[I have moved machines and as a result overwrote an earlier post. Here it is again]
The meaning and use of words and ideas is critical to the development of the semantic web. Frequently I find the writings of Jorge Luis Borges expresses a deep truth about how we describe, classify and interrelate concepts. Here in a single sentence he sums up the problem of classification. It’s sufficiently compelling that it has a whole Wikipedia entry http://en.wikipedia.org/wiki/Celestial_Emporium_of_Benevolent_Knowledge%27s_Taxonomy
“These ambiguities, redundancies, and deficiencies recall those attributed by Dr. Franz Kuhn to a certain Chinese encyclopedia called the Heavenly Emporium of Benevolent Knowledge. In its distant pages it is written that animals are divided into (a) those that belong to the emperor; (b) embalmed ones; (c) those that are trained; (d) suckling pigs; (e) mermaids; (f) fabulous ones; (g) stray dogs; (h) those that are included in this classification; (i) those that tremble as if they were mad; (j) innumerable ones; (k) those drawn with a very fine camel’s-hair brush; (l) etcetera; (m) those that have just broken the flower vase; (n) those that at a distance resemble flies.”

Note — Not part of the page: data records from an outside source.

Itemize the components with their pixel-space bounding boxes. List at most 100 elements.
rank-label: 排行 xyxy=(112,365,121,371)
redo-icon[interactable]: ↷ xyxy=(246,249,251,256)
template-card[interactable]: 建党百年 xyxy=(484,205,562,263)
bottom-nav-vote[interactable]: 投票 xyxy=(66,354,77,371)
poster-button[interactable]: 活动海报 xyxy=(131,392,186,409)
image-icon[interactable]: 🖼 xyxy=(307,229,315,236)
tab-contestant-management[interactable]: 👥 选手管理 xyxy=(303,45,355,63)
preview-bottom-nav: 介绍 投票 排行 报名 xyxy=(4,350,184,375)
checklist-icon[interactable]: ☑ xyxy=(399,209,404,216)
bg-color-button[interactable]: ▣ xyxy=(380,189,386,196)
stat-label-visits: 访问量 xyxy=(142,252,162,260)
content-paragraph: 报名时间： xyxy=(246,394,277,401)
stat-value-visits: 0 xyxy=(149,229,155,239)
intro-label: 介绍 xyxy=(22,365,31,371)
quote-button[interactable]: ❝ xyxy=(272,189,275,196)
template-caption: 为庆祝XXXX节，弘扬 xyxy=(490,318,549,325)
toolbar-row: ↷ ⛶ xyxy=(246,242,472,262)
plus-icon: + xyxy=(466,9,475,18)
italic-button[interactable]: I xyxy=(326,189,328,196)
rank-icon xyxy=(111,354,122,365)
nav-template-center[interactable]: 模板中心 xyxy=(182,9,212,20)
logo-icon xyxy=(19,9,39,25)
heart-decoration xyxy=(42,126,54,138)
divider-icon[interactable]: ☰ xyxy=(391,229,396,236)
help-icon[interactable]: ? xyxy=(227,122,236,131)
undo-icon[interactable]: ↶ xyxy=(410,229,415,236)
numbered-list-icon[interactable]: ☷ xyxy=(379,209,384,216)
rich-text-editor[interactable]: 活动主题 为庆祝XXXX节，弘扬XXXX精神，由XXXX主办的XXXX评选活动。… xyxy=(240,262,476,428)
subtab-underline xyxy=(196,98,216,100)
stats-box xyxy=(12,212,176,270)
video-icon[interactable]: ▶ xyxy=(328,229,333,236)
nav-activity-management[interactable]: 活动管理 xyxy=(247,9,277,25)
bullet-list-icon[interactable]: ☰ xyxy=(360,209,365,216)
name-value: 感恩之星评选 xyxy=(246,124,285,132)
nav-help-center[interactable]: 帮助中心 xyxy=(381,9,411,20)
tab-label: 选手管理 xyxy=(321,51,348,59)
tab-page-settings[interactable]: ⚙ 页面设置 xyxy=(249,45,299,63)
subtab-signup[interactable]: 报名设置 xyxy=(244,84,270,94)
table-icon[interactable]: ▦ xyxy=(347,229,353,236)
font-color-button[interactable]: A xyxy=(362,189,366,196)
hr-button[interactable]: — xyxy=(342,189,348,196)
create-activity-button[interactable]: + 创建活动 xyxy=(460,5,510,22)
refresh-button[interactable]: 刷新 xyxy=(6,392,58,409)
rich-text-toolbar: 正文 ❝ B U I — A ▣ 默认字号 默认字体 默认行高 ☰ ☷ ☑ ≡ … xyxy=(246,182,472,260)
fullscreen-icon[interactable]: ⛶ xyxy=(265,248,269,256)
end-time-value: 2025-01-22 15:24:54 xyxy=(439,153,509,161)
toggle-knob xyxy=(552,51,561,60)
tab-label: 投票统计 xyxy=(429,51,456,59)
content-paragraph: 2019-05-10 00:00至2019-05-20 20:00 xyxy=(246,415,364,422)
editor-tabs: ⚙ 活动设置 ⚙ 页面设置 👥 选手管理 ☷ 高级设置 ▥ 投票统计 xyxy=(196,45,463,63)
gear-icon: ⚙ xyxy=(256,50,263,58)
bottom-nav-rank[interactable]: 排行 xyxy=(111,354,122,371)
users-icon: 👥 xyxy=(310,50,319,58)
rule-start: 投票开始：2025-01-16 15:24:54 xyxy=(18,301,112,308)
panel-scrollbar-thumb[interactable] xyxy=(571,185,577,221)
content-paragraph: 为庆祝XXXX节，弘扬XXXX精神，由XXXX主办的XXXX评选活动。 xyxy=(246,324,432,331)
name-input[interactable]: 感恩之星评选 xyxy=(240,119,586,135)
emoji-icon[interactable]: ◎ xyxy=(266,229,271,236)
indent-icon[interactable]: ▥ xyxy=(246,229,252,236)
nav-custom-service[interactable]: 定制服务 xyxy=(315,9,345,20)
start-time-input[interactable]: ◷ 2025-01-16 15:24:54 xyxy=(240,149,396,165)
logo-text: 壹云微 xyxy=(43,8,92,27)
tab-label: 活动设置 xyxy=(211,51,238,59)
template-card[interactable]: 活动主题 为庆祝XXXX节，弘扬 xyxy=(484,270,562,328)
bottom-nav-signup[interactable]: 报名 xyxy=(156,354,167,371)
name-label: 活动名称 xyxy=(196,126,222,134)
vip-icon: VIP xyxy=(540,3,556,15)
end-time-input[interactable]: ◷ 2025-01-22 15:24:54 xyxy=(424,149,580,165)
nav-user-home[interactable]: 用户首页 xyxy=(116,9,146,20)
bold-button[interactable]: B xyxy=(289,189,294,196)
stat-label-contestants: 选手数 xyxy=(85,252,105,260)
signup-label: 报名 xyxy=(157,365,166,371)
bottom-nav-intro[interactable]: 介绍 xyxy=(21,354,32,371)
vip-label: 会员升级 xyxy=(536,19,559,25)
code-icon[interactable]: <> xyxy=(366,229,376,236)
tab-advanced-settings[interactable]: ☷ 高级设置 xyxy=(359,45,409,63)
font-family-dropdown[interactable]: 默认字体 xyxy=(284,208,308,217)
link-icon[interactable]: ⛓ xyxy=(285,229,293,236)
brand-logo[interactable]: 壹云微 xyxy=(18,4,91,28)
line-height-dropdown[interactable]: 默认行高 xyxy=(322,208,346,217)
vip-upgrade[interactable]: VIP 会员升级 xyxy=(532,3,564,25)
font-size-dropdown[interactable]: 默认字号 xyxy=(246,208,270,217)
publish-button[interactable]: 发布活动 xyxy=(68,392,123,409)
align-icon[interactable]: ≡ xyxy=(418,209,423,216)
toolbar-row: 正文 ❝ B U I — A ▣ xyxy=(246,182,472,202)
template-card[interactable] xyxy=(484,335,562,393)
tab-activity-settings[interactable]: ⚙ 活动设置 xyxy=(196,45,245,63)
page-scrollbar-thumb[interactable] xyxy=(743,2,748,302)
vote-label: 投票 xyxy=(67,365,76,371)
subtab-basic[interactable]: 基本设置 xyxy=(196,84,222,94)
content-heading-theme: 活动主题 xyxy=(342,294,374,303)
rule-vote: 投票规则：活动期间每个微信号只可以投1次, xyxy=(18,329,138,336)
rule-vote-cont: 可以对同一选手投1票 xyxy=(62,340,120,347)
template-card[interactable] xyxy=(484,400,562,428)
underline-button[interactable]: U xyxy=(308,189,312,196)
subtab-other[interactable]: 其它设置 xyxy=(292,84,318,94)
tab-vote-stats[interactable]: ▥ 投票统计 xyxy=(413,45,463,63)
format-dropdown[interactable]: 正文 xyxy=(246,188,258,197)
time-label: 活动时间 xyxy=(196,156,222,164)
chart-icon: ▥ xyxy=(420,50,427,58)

I shall be writing one or more blog posts on a proposed architecture for the Quixote project (which will gather computational chemistry output). I’ll be describing a concept – the World Wide Molecular Matrix – which is about 10 years old but only now is the time right for it to start to flourish. It takes the idea of a xdecentralised web where there is no ontological dictatorship and people collect and republish what they want.
In classifying the output of computational chemistry we can indeed see the diversity of approaches. Here are some meaningful and useful reasons why someone might wish to aggregate outputs:
- Molecules which contain an Iron atom
- Calculations of NMR shifts in natural products
- Molecules collected by volunteers
- Calculations using B3LYP functional
- Studies reported in theses at Spanish Universities
- Work funded by the UK EPSRC
- Molecules with flexible side chains
- Large macromolecules with explicit solvent
- Work published in J. American Chemical Society
- Calculations which cause the program to crash
These are all completelye serious and some collections along some of these axes already exist.

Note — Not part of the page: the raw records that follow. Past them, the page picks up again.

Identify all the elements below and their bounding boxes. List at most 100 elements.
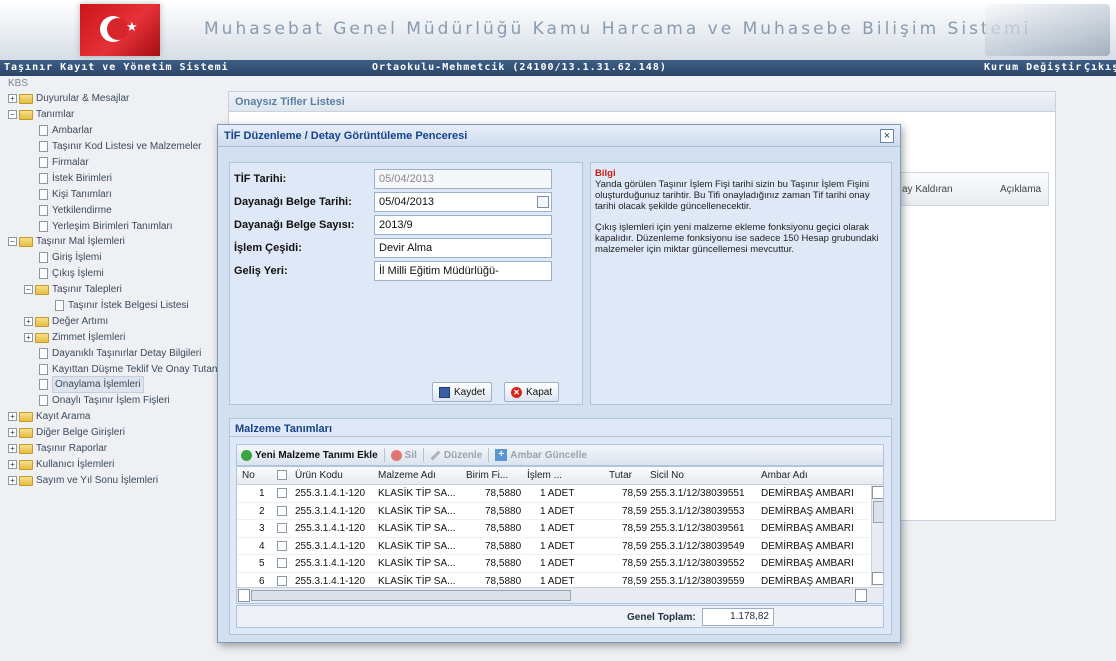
tree-item-kisi-tanimlari[interactable]: Kişi Tanımları bbox=[39, 187, 112, 202]
tree-item-onaylama[interactable]: Onaylama İşlemleri bbox=[39, 376, 144, 393]
scroll-up-icon[interactable] bbox=[872, 486, 883, 499]
row-checkbox[interactable] bbox=[277, 540, 287, 551]
table-row[interactable]: 4 255.3.1.4.1-120 KLASİK TİP SA... 78,5880 1… bbox=[237, 538, 870, 555]
scroll-right-icon[interactable] bbox=[855, 589, 867, 602]
col-header-price[interactable]: Birim Fi... bbox=[466, 470, 508, 481]
col-header-qty[interactable]: İşlem ... bbox=[527, 470, 562, 481]
expand-icon[interactable]: + bbox=[24, 333, 33, 342]
col-header-total[interactable]: Tutar bbox=[609, 470, 632, 481]
tree-item-yetkilendirme[interactable]: Yetkilendirme bbox=[39, 203, 112, 218]
tree-item-dayanikli[interactable]: Dayanıklı Taşınırlar Detay Bilgileri bbox=[39, 346, 201, 361]
scroll-thumb-horizontal[interactable] bbox=[251, 590, 571, 601]
navigation-tree: KBS + Duyurular & Mesajlar − Tanımlar Amba… bbox=[0, 76, 231, 661]
expand-icon[interactable]: + bbox=[8, 412, 17, 421]
close-button[interactable]: ✕ Kapat bbox=[504, 382, 560, 402]
table-row[interactable]: 2 255.3.1.4.1-120 KLASİK TİP SA... 78,5880 1… bbox=[237, 503, 870, 520]
cell-qty: 1 ADET bbox=[540, 575, 575, 587]
col-header-no[interactable]: No bbox=[242, 470, 255, 481]
col-header-description[interactable]: Açıklama bbox=[1000, 184, 1041, 195]
scroll-left-icon[interactable] bbox=[238, 589, 250, 602]
close-icon[interactable]: × bbox=[880, 129, 894, 143]
col-header-approver[interactable]: ay Kaldıran bbox=[902, 184, 953, 195]
logout-link[interactable]: Çıkış bbox=[1084, 62, 1116, 73]
info-panel: Bilgi Yanda görülen Taşınır İşlem Fişi t… bbox=[590, 162, 892, 405]
tree-item-raporlar[interactable]: + Taşınır Raporlar bbox=[8, 441, 107, 456]
document-number-field[interactable]: 2013/9 bbox=[374, 215, 552, 235]
tree-item-diger-belge[interactable]: + Diğer Belge Girişleri bbox=[8, 425, 125, 440]
cell-code: 255.3.1.4.1-120 bbox=[295, 488, 366, 499]
table-row[interactable]: 3 255.3.1.4.1-120 KLASİK TİP SA... 78,5880 1… bbox=[237, 520, 870, 538]
cell-store: DEMİRBAŞ AMBARI bbox=[761, 540, 854, 552]
tree-item-istek-belgesi[interactable]: Taşınır İstek Belgesi Listesi bbox=[55, 298, 189, 313]
folder-icon bbox=[19, 93, 33, 104]
cell-code: 255.3.1.4.1-120 bbox=[295, 575, 366, 587]
expand-icon[interactable]: + bbox=[24, 317, 33, 326]
select-all-checkbox[interactable] bbox=[277, 470, 287, 480]
document-icon bbox=[39, 395, 48, 406]
cell-sicil: 255.3.1/12/38039561 bbox=[650, 523, 745, 534]
tree-item-zimmet[interactable]: + Zimmet İşlemleri bbox=[24, 330, 125, 345]
origin-field[interactable]: İl Milli Eğitim Müdürlüğü- bbox=[374, 261, 552, 281]
col-header-store[interactable]: Ambar Adı bbox=[761, 470, 808, 481]
collapse-icon[interactable]: − bbox=[24, 285, 33, 294]
tree-item-kod-listesi[interactable]: Taşınır Kod Listesi ve Malzemeler bbox=[39, 139, 202, 154]
vertical-scrollbar[interactable] bbox=[871, 485, 883, 586]
tree-item-firmalar[interactable]: Firmalar bbox=[39, 155, 89, 170]
table-row[interactable]: 1 255.3.1.4.1-120 KLASİK TİP SA... 78,5880 1… bbox=[237, 485, 870, 503]
info-text-2: Çıkış işlemleri için yeni malzeme ekleme… bbox=[595, 222, 879, 255]
expand-icon[interactable]: + bbox=[8, 94, 17, 103]
totals-bar: Genel Toplam: 1.178,82 bbox=[236, 605, 884, 628]
collapse-icon[interactable]: − bbox=[8, 110, 17, 119]
scroll-thumb[interactable] bbox=[873, 501, 883, 523]
col-header-sicil[interactable]: Sicil No bbox=[650, 470, 684, 481]
save-button[interactable]: Kaydet bbox=[432, 382, 493, 402]
expand-icon[interactable]: + bbox=[8, 444, 17, 453]
document-icon bbox=[39, 205, 48, 216]
expand-icon[interactable]: + bbox=[8, 460, 17, 469]
tree-root[interactable]: KBS bbox=[8, 76, 28, 91]
tree-item-sayim[interactable]: + Sayım ve Yıl Sonu İşlemleri bbox=[8, 473, 158, 488]
tree-item-duyurular[interactable]: + Duyurular & Mesajlar bbox=[8, 91, 129, 106]
document-date-field[interactable]: 05/04/2013 bbox=[374, 192, 552, 212]
tree-item-kayittan-dusme[interactable]: Kayıttan Düşme Teklif Ve Onay Tutanağı bbox=[39, 362, 231, 377]
tree-item-ambarlar[interactable]: Ambarlar bbox=[39, 123, 93, 138]
cell-qty: 1 ADET bbox=[540, 540, 575, 552]
tree-item-giris[interactable]: Giriş İşlemi bbox=[39, 250, 101, 265]
tree-item-kullanici[interactable]: + Kullanıcı İşlemleri bbox=[8, 457, 114, 472]
document-icon bbox=[39, 268, 48, 279]
keyboard-image bbox=[985, 4, 1110, 56]
col-header-code[interactable]: Ürün Kodu bbox=[295, 470, 343, 481]
cell-store: DEMİRBAŞ AMBARI bbox=[761, 505, 854, 517]
expand-icon[interactable]: + bbox=[8, 428, 17, 437]
tif-date-field: 05/04/2013 bbox=[374, 169, 552, 189]
table-row[interactable]: 5 255.3.1.4.1-120 KLASİK TİP SA... 78,5880 1… bbox=[237, 555, 870, 573]
change-institution-link[interactable]: Kurum Değiştir bbox=[984, 62, 1082, 73]
add-material-button[interactable]: Yeni Malzeme Tanımı Ekle bbox=[241, 449, 378, 461]
col-header-name[interactable]: Malzeme Adı bbox=[378, 470, 436, 481]
collapse-icon[interactable]: − bbox=[8, 237, 17, 246]
edit-button[interactable]: Düzenle bbox=[430, 450, 482, 461]
dialog-title: TİF Düzenleme / Detay Görüntüleme Pencer… bbox=[218, 125, 900, 147]
transaction-type-field[interactable]: Devir Alma bbox=[374, 238, 552, 258]
folder-icon bbox=[35, 332, 49, 343]
update-store-button[interactable]: + Ambar Güncelle bbox=[495, 449, 587, 461]
expand-icon[interactable]: + bbox=[8, 476, 17, 485]
row-checkbox[interactable] bbox=[277, 488, 287, 498]
scroll-down-icon[interactable] bbox=[872, 572, 883, 585]
tree-item-tanimlar[interactable]: − Tanımlar bbox=[8, 107, 74, 122]
tree-item-tasinir-mal[interactable]: − Taşınır Mal İşlemleri bbox=[8, 234, 125, 249]
tree-item-onayli-fisler[interactable]: Onaylı Taşınır İşlem Fişleri bbox=[39, 393, 170, 408]
tree-item-cikis[interactable]: Çıkış İşlemi bbox=[39, 266, 104, 281]
horizontal-scrollbar[interactable] bbox=[237, 587, 883, 603]
row-checkbox[interactable] bbox=[277, 575, 287, 586]
tree-item-talepler[interactable]: − Taşınır Talepleri bbox=[24, 282, 122, 297]
tree-item-istek-birimleri[interactable]: İstek Birimleri bbox=[39, 171, 112, 186]
tree-item-kayit-arama[interactable]: + Kayıt Arama bbox=[8, 409, 90, 424]
delete-button[interactable]: Sil bbox=[390, 449, 417, 461]
calendar-icon[interactable] bbox=[537, 196, 549, 208]
row-checkbox[interactable] bbox=[277, 505, 287, 516]
tree-item-deger-artimi[interactable]: + Değer Artımı bbox=[24, 314, 108, 329]
tree-item-yerlesim[interactable]: Yerleşim Birimleri Tanımları bbox=[39, 219, 173, 234]
row-checkbox[interactable] bbox=[277, 558, 287, 568]
row-checkbox[interactable] bbox=[277, 523, 287, 533]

The point is that there is no central approach to collection and classification. For that reason there should be no central knowledgebase of calculations, but rather a decentralised set of collections. Note, of course, that both Jorges’ and my classification have intersections and omissions. This is the fundamental of the web – it has no centre and is both comprehensive and incomplete.
I’ll be showing how the WWMM now has the technology – and more inmportant the cultural acceptability – to provide a distributed knowledgebase for chemistry. It knocks down walled gardens through the power of Open Knowledge.